A “Perfect Storm” has been gathering for while with respect to managing risk within the supply chain and as a result this has been impacting resilience across procurement. Most storms blow through, and effects are generally short lived, however, this is not the case in this instance. There are several contributing and unforeseen factors which are placing Risk Management even more at the forefront of Chief Procurement Officers minds than ever before. Supply chains and their operators across the world are being faced with an unprecedented number of challenges when met with the issue of keeping goods moving at an affordable price.

Procurement risks occur when the process of purchasing or sourcing products, services or resources becomes unreliable.  For many businesses, the COVID-19 pandemic has reminded them of the impact these risks can have on business performance.

Nearly a third of transportation and warehousing companies identified rising energy prices as the main reason for increased operating costs, and more than half of companies are already incurring higher costs due to the current energy crisis. More widely, inflation in the supply chain can cause a ripple effect on prices, causing supply chain costs to rise, which causes more inflation and increased prices. The current inflationary pressure is caused by increases in production costs, such as wages, raw materials, energy, and transportation.

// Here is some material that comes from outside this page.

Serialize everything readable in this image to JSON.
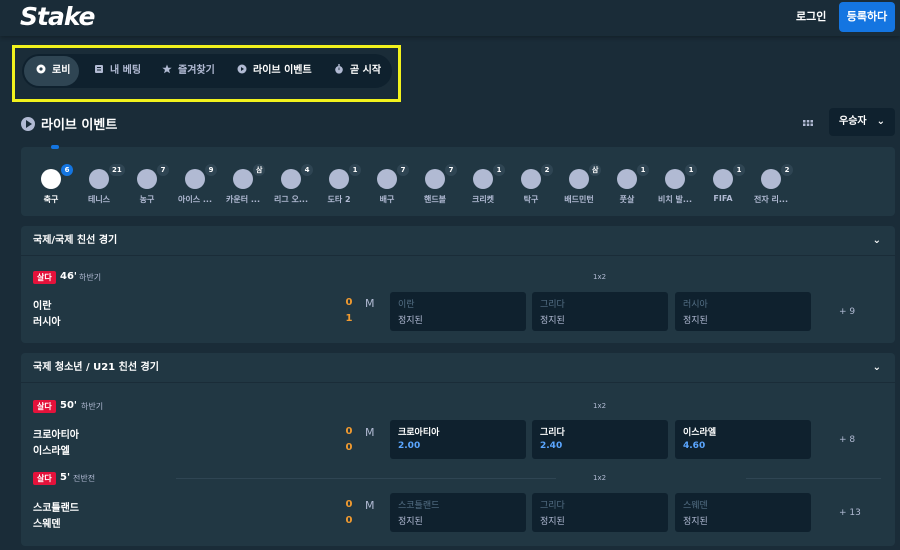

Many companies are still not doing enough to address the impact of these disruptions and put in place measures that would mitigate further issues as these statistics clearly show; 

  • 75% of companies have experienced external disruptions to their manufacturing supply chain in the past year
  • 57% ​of companies believe that diversifying their manufacturing supply is the best way to prevent future disruptions
  • 98% ​of companies believe measures should be taken to avoid future supply disruptions, but only 63% have done so to date
  • 56% ​of companies have experienced more disruptions to their supply chain this year than last year

Tactical firefighting has distracted from strategy creation and implementation.​ Now we have more awareness of risks in the supply chain, through enhanced tools and better processes. But there are still some basic page one supply chain management rulebook tenets that need to be followed;

  • Careful supplier selection, diversify where possible but keep number of suppliers as low as practicable
  • Use Preferred Supplier Lists to ensure delivery and cost optimisation
  • Understand and be aware of Tier 2 and 3 suppliers’ structure
  • Review the Governance structure to ensure that it is fit for purpose

On the toolset side, there are a number of very good risk management solutions that can be implemented to provide increased visibility of risk and allow you to make sound judgement calls on your supplier base, including your suppliers, based on real time and continuous assessment information.

The storm may be hanging around, but the first step is increased visibility of the potential risks to allow you to then to put in place a strategy to mitigate against the effects. Do not be one of the 37% that have yet to take any action.